Além disso, a carta ameaça impor tarifas de 50% sobre exportações brasileiras, que representam 13% do nosso PIB, segundo o IBGE. Trechos como “o Brasil deve alinhar suas políticas comerciais aos interesses americanos” e “a cooperação com os BRICS, especialmente o Irã, é um desafio à liderança global dos EUA” mostram uma tentativa de subordinar nossa política externa.
O americano ainda condiciona a “prosperidade da parceria” a mudanças nas prioridades econômicas e políticas do Brasil. Isso não é diplomacia; é coerção. É intimidação por meio de dependência financeira.
O impacto econômico seria muito prejudicial ao país. Em 2024, o Brasil exportou US$ 31,2 bilhões em bens para os EUA, segundo a Secretaria de Comércio Exterior. Tarifas de 50% poderiam cortar esse valor pela metade, afetando setores como agronegócio, mineração e manufatura.

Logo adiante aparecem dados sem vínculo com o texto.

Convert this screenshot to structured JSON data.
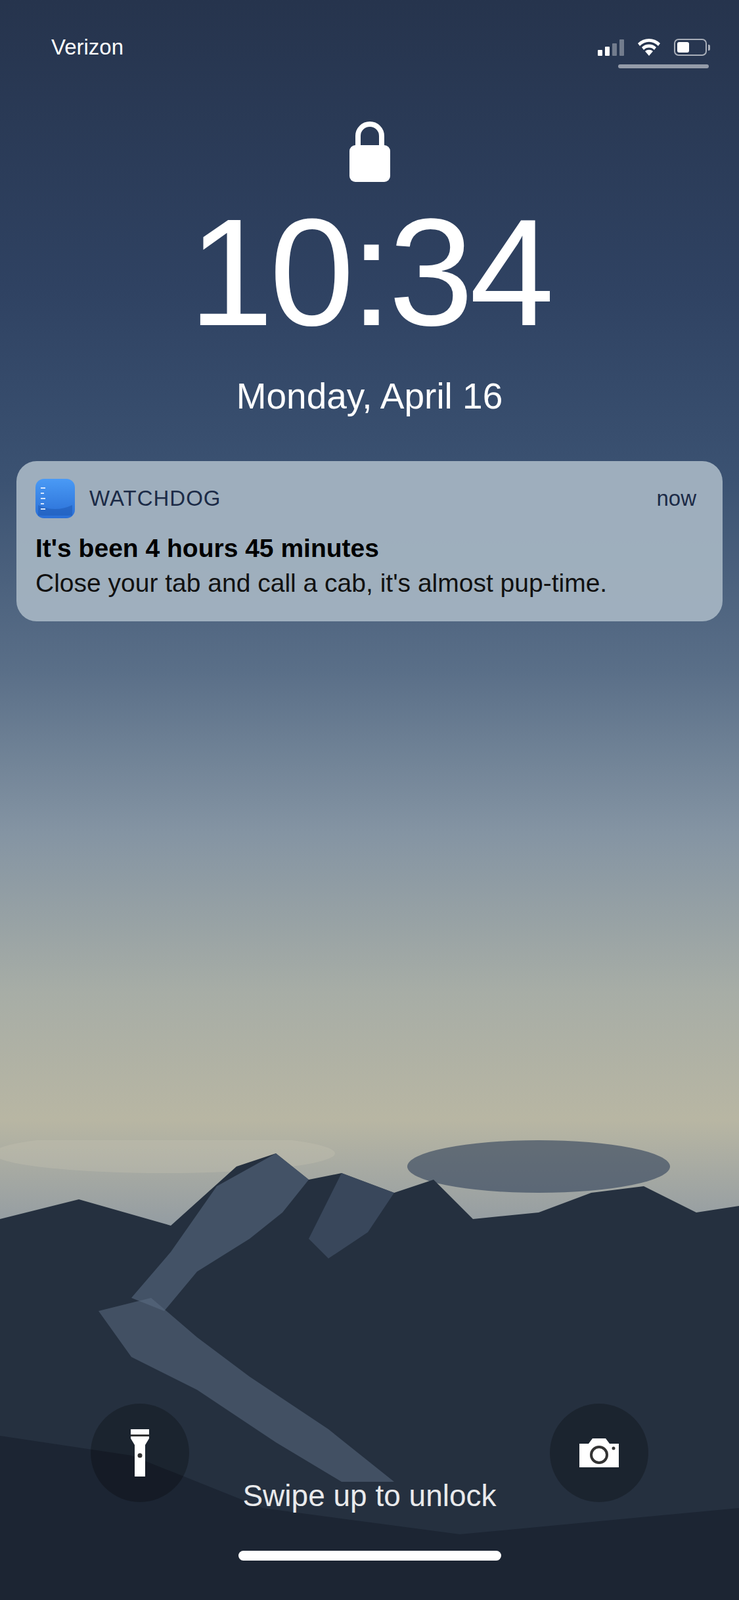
{
  "status_bar": {
    "carrier": "Verizon",
    "signal": {
      "level": 0.5
    },
    "battery": {
      "level": 0.45
    }
  },
  "lock_screen": {
    "time": "10:34",
    "date": "Monday, April 16"
  },
  "notifications": [
    {
      "app": "WATCHDOG",
      "time": "now",
      "title": "It's been 4 hours 45 minutes",
      "body": "Close your tab and call a cab, it's almost pup-time."
    }
  ],
  "footer": {
    "hint": "Swipe up to unlock"
  }
}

Mais grave ainda: a exigência sobre Bolsonaro ataca o coração da nossa soberania que é o direito de julgar nossos cidadãos mediante a aplicação de nosso arcabouço jurídico, de nossas leis.
O que o passado ensina sobre violações de soberania
A história está cheia de exemplos de como ingerências externas podem destruir nações.

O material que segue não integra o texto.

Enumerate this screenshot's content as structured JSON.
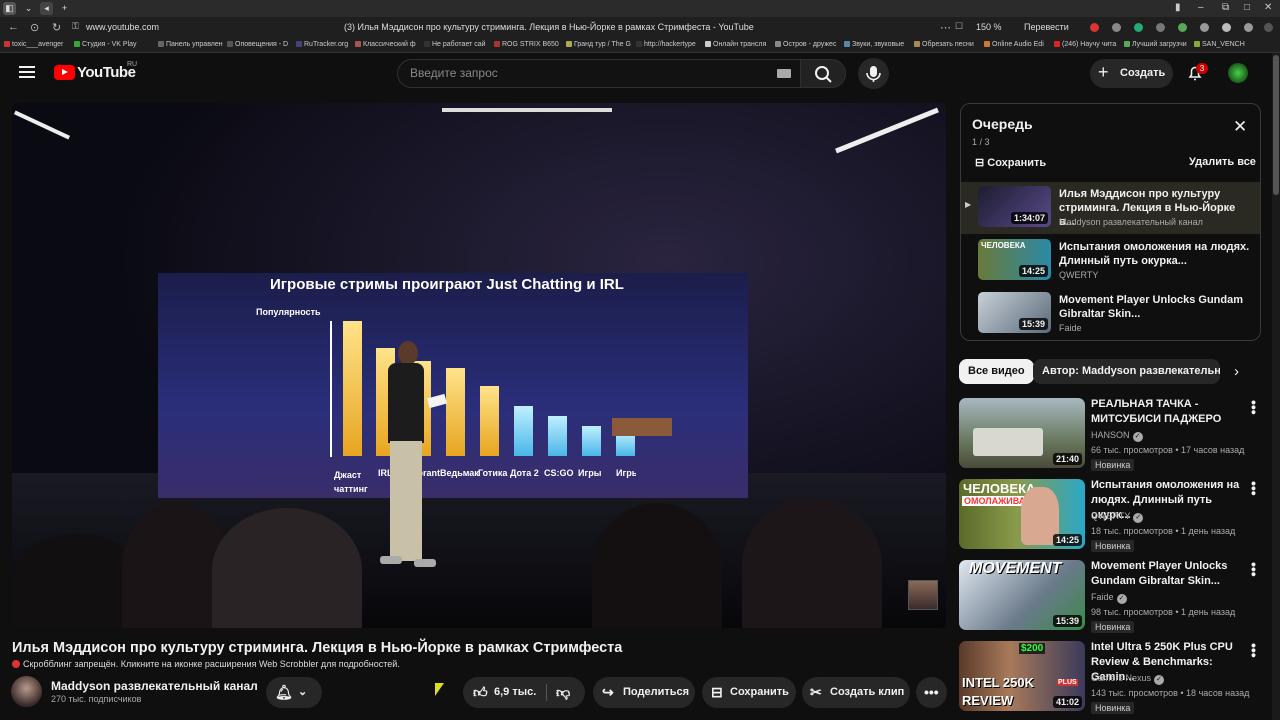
{
  "browser": {
    "url": "www.youtube.com",
    "tab_title": "(3) Илья Мэддисон про культуру стриминга. Лекция в Нью-Йорке в рамках Стримфеста - YouTube",
    "zoom": "150 %",
    "translate_label": "Перевести",
    "bookmarks": [
      "toxic___avenger",
      "Студия - VK Play",
      "Панель управлен",
      "Оповещения - D",
      "RuTracker.org",
      "Классический ф",
      "Не работает сай",
      "ROG STRIX B650",
      "Гранд тур / The G",
      "http://hackertype",
      "Онлайн трансля",
      "Остров - дружес",
      "Звуки, звуковые",
      "Обрезать песни",
      "Online Audio Edi",
      "(246) Научу чита",
      "Лучший загрузчи",
      "SAN_VENCH"
    ]
  },
  "header": {
    "logo_text": "YouTube",
    "region": "RU",
    "search_placeholder": "Введите запрос",
    "create_label": "Создать",
    "notifications_count": "3"
  },
  "video": {
    "slide_title": "Игровые стримы проиграют Just Chatting и IRL",
    "slide_ylabel": "Популярность",
    "slide_categories": [
      "Джаст чаттинг",
      "IRL",
      "Valorant",
      "Ведьмак",
      "Готика",
      "Дота 2",
      "CS:GO",
      "Игры",
      "Игры"
    ],
    "title": "Илья Мэддисон про культуру стриминга. Лекция в Нью-Йорке в рамках Стримфеста",
    "scrobbler_note": "Скробблинг запрещён. Кликните на иконке расширения Web Scrobbler для подробностей.",
    "channel_name": "Maddyson развлекательный канал",
    "subscribers": "270 тыс. подписчиков",
    "likes": "6,9 тыс.",
    "share_label": "Поделиться",
    "save_label": "Сохранить",
    "clip_label": "Создать клип"
  },
  "queue": {
    "title": "Очередь",
    "position": "1 / 3",
    "save_label": "Сохранить",
    "delete_all_label": "Удалить все",
    "items": [
      {
        "title": "Илья Мэддисон про культуру стриминга. Лекция в Нью-Йорке в...",
        "channel": "Maddyson развлекательный канал",
        "duration": "1:34:07"
      },
      {
        "title": "Испытания омоложения на людях. Длинный путь окурка...",
        "channel": "QWERTY",
        "duration": "14:25"
      },
      {
        "title": "Movement Player Unlocks Gundam Gibraltar Skin...",
        "channel": "Faide",
        "duration": "15:39"
      }
    ]
  },
  "chips": {
    "all": "Все видео",
    "author": "Автор: Maddyson развлекательный канал"
  },
  "recommendations": [
    {
      "title": "РЕАЛЬНАЯ ТАЧКА - МИТСУБИСИ ПАДЖЕРО",
      "channel": "HANSON",
      "meta": "66 тыс. просмотров • 17 часов назад",
      "badge": "Новинка",
      "duration": "21:40"
    },
    {
      "title": "Испытания омоложения на людях. Длинный путь окурк...",
      "channel": "QWERTY",
      "meta": "18 тыс. просмотров • 1 день назад",
      "badge": "Новинка",
      "duration": "14:25"
    },
    {
      "title": "Movement Player Unlocks Gundam Gibraltar Skin...",
      "channel": "Faide",
      "meta": "98 тыс. просмотров • 1 день назад",
      "badge": "Новинка",
      "duration": "15:39"
    },
    {
      "title": "Intel Ultra 5 250K Plus CPU Review & Benchmarks: Gamin...",
      "channel": "Gamers Nexus",
      "meta": "143 тыс. просмотров • 18 часов назад",
      "badge": "Новинка",
      "duration": "41:02"
    }
  ],
  "thumb_text": {
    "q2": "ЧЕЛОВЕКА",
    "r2": "ОМОЛАЖИВАЮТ?!",
    "r3": "MOVEMENT",
    "r4a": "INTEL 250K",
    "r4b": "REVIEW",
    "r4c": "$200",
    "r4d": "PLUS"
  },
  "colors": {
    "accent": "#ff0000",
    "bg": "#0f0f0f",
    "chip": "#272727"
  }
}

Em 2003, os EUA invadiram o Iraque sob o pretexto de eliminar armas de destruição em massa – que nunca foram encontradas. O resultado? Mais de 200 mil mortes, segundo estimativas da The Lancet, e o surgimento do ISIS.
Em 2011, a intervenção da OTAN na Líbia, justificada pela “responsabilidade de proteger”, derrubou Gaddafi e deixou o país em guerra civil, com 20 mil mortos até 2020, conforme a ONU.

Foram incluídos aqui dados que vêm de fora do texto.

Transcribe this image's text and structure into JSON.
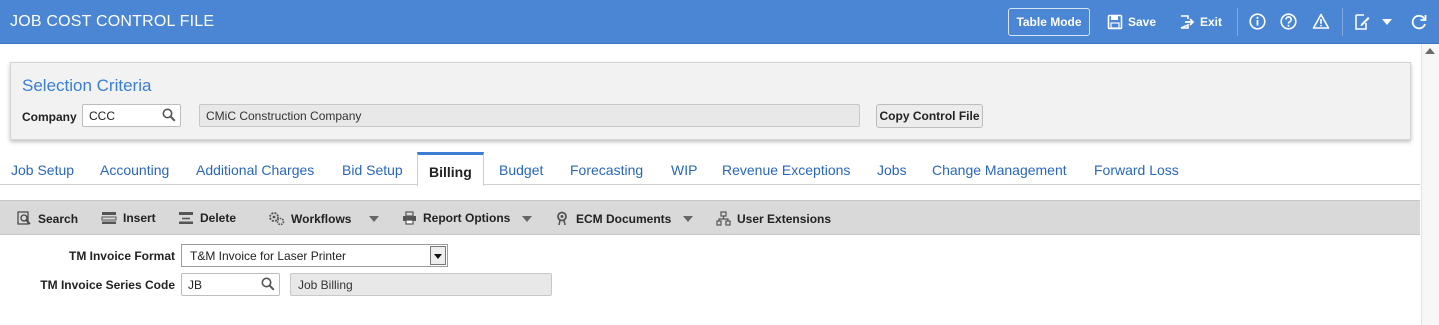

Em 2013, Edward Snowden revelou que a NSA (Agencia de Segurança Nacional dos EUA) espionava até aliados, incluindo a então presidente Dilma Rousseff, minando a confiança diplomática.
Mais recente, em 21 de junho de 2025, os EUA atacaram instalações nucleares iranianas, violando sua soberania. O Brasil, como parte dos BRICS, condenou a ação, que desestabilizou o Oriente Médio e elevou os preços do petróleo em 15%, segundo a Bloomberg. Esses casos mostram que intervenções externas, sejam militares, econômicas ou judiciais, geram caos, crises humanitárias e instabilidade global.
O Brasil aos olhos do mundo
A carta de Trump não é um fato isolado. É parte de um padrão onde potências globais tentam moldar nações menores. O Brasil, com sua economia de US$ 2,1 trilhões (FMI, 2024) e sua influência nos BRICS, é um alvo estratégico. Nossa parceria com o Irã e a China, que juntos representam 25% do nosso comércio exterior, incomoda os EUA. A exigência de suspender processos contra Bolsonaro é um teste: até onde o Brasil está disposto a ceder?
Como jornalista, vejo o Brasil em uma encruzilhada. Defender nossa soberania exige mais do que palavras. É preciso diversificar parcerias comerciais – em 2024, a China já superou os EUA como nosso maior parceiro, com US$ 105 bilhões em trocas. É preciso fortalecer instituições, como o STF, para garantir que ninguém, nem mesmo um ex-presidente, esteja acima da lei. E é preciso coragem para dizer “não” a pressões externas, mesmo que isso custe caro.
Nossa soberania não é negociável. Cabe a nós, como nação, proteger o que é nosso – do Judiciário às nossas florestas, das nossas leis ao nosso direito de escolher nosso caminho. O Brasil, se quiser, pode responder com a força de quem sabe o que é ser soberano.
Em tempo: Se qualquer outra nação tivesse enviado carta naqueles termos a qualquer país, com linguagem tão inapropriada, fosse a China, Angola, Rússia ou Luxemburgo, não hesitaria em escrever essas mesmas reflexões. Mudaria apenas o nome do país e os dados econômicos atinentes às suas economias. Como pensador livre não tomo partido, apresento ideias, defendo causas.